Former SEC Chairman Harvey Pitt – Former Chairman Pitt is less thrilled, telling Bloomberg that the decision was “an unfortunate and serious blow” and that even if Congress could squeeze there regulatory fix into the current reform bill, “in the two thousand pages of the legislation…there’s not a word dealing with the PCAOB That is something that will have to be fixed.”
DealBook – Peter Henning of White Collar Watch is fairly unmoved, “[T]he decision in the Free Enterprise Fund case has no real impact on the operations of the Public Company Accounting Oversight Board beyond removing a cloud as to its continued viability. The likelihood one of its members would be removed by the S.E.C. is virtually nonexistent, and its oversight and enforcement powers continue undisturbed. Similarly, the Sarbanes-Oxley Act remains fully in force beyond the narrow constraint on removal of a board member that is no longer operative.”
The Economist – Schumpeter’s Notebook is thankful that the entire law doesn’t have to be rewritten in the current legislative environment, “[I]t is probably a good verdict from business’s point of view. Companies have spent millions on SOX compliance, and had just about got used to the legislation. Moreover, there is no guarantee that a broad reconsideration of SOX, in the current business climate, would produce better legislation. Far from it.”
Ernst & Young – Directly from Jim Turley, “Independent regulation of the profession post-Sarbanes Oxley (SOX) has strengthened audit quality and confidence in financial reporting. We are pleased that the Court’s decision provides that the PCAOB’s independent oversight can continue without interruption. Although today’s ruling found a flaw in a provision within SOX regarding the removal of Board members, the Court held that Sarbanes Oxley remains the law.”
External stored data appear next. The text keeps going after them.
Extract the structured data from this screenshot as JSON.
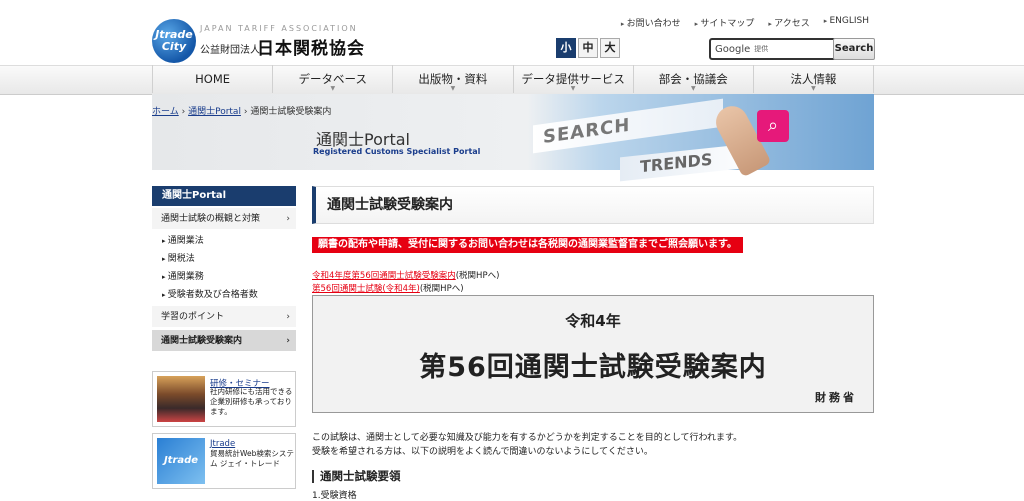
{
  "header": {
    "logo_line1": "Jtrade",
    "logo_line2": "City",
    "org_en": "JAPAN TARIFF ASSOCIATION",
    "org_ja_small": "公益財団法人",
    "org_ja": "日本関税協会",
    "top_links": [
      "お問い合わせ",
      "サイトマップ",
      "アクセス",
      "ENGLISH"
    ],
    "font_sizes": [
      "小",
      "中",
      "大"
    ],
    "search_brand": "Google",
    "search_placeholder": "提供",
    "search_button": "Search"
  },
  "nav": [
    "HOME",
    "データベース",
    "出版物・資料",
    "データ提供サービス",
    "部会・協議会",
    "法人情報"
  ],
  "hero": {
    "breadcrumb": [
      "ホーム",
      "通関士Portal",
      "通関士試験受験案内"
    ],
    "title": "通関士Portal",
    "subtitle": "Registered Customs Specialist Portal",
    "img_search": "SEARCH",
    "img_trends": "TRENDS"
  },
  "sidebar": {
    "title": "通関士Portal",
    "item1": "通関士試験の概観と対策",
    "subs": [
      "通関業法",
      "関税法",
      "通関業務",
      "受験者数及び合格者数"
    ],
    "item2": "学習のポイント",
    "item3": "通関士試験受験案内",
    "banners": [
      {
        "title": "研修・セミナー",
        "desc": "社内研修にも活用できる企業別研修も承っております。"
      },
      {
        "title": "Jtrade",
        "desc": "貿易統計Web検索システム ジェイ・トレード",
        "thumb_text": "Jtrade"
      }
    ]
  },
  "main": {
    "heading": "通関士試験受験案内",
    "notice": "願書の配布や申請、受付に関するお問い合わせは各税関の通関業監督官までご照会願います。",
    "links": [
      {
        "link": "令和4年度第56回通関士試験受験案内",
        "suffix": "(税関HPへ)"
      },
      {
        "link": "第56回通関士試験(令和4年)",
        "suffix": "(税関HPへ)"
      }
    ],
    "box_year": "令和4年",
    "box_title": "第56回通関士試験受験案内",
    "box_ministry": "財務省",
    "para1": "この試験は、通関士として必要な知識及び能力を有するかどうかを判定することを目的として行われます。",
    "para2": "受験を希望される方は、以下の説明をよく読んで間違いのないようにしてください。",
    "section_head": "通関士試験要領",
    "section_sub": "1.受験資格"
  },
  "colors": {
    "navy": "#1a3d6e",
    "red": "#e60012",
    "link_blue": "#1a3d8c"
  }
}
AICPA – Barry Melancon is as excited as everyone else, “The court’s ruling is a victory for investors and for the accounting profession. The decision effectively fixes the constitutionality of the PCAOB by making board members subject to `at will’ removal by the SEC and therefore the president. It sustains the continued function of both the PCAOB and Sarbanes-Oxley. As such, the court rejected a transparent attempt to undermine the post-Enron reforms that have served our financial markets well.”
Center for Audit Quality – The CAQ filed an amicus brief with court and Executive Director Cindy Fornelli was happy with the result, “The CAQ is pleased that the U.S. Supreme Court’s decision will allow the continued operation of the Public Company Accounting Oversight Board (PCAOB) without any changes or legislative action. This narrow decision clearly severs the PCAOB board member removal process from the rest of the Sarbanes-Oxley Act (SOX) and reaffirms all provisions of the law except for the power to remove the board members. The PCAOB was put in place to achieve the goals Congress embodied in SOX. As we observed in our friend-of-the-court brief, evidence demonstrates that audit quality and investor confidence have improved since the Board’s creation. The decision will prevent any disruption to the key activities of the PCAOB including setting auditing standards and the public company audit oversight process, critical factors in the continued strength and stability of our capital markets.”
Paul Sarbanes and Michael Oxley – The architects, if you will. “The PCAOB provides essential protections to the more than half of American households that invest savings in securities. It ensures the integrity of public company audits and, thereby, the accuracy of financial reporting. The PCAOB enjoys widespread support from investors as well as from the accounting profession. The decision from the Supreme Court adjusts the law in a way that allows the PCAOB to continue to ensure the integrity of public company audits. The Board’s essential protections of American investors will continue.”